# Tangent to the circle at a given point

1. Jul 17, 2014

### skrat

1. The problem statement, all variables and given/known data
I basically have the radius of the circle and its displacement from the origin, so $(x-p)^2+(y-q)^2=r^2$

And now I need to find a tangent to the circle at a given point $(a,b)$. Or at least the slope of the tangent.

How would one do that?

2. Relevant equations

3. The attempt at a solution

If the circle had its center in the origin, than the slope of the tangent would be easily $-\frac a b$ but I am not sure. If the circle is not in the origin, is the slope than $-\frac{a-p}{b-q}$ or is it not?

2. Jul 17, 2014

### Staff: Mentor

Can you differentiate the circle's equation, then isolate dy/dx on one side of the equals sign?

No. Try sketching the points, you'll soon see that's not a tangent.

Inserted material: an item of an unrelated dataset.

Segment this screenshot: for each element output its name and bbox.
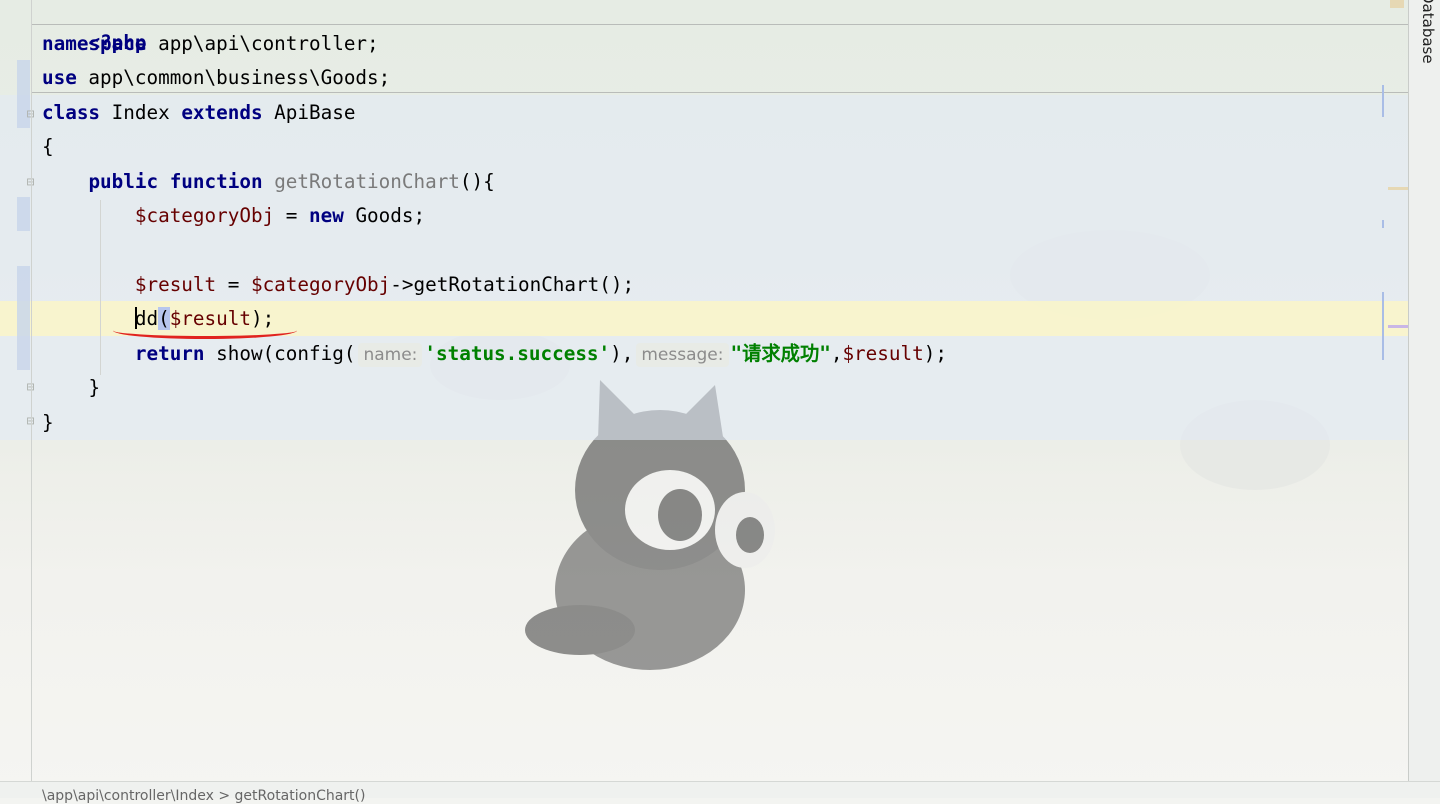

Always sketch what you are dealing with!

Last edited: Jul 17, 2014
3. Jul 17, 2014

### skrat

$(x-p)^2+(y-q)^2=r^2$

$2(x-p)dx+2(y-q)dy=0$

$\frac{dy}{dx}=-\frac{x-p}{y-g}$

:D Easy as that!

THANKS

4. Jul 17, 2014

### epenguin

No easier but more elementary you could consider the equation of any line through (a, b). Apart from going through (a, b) what other condition does the problem require the line to satisfy?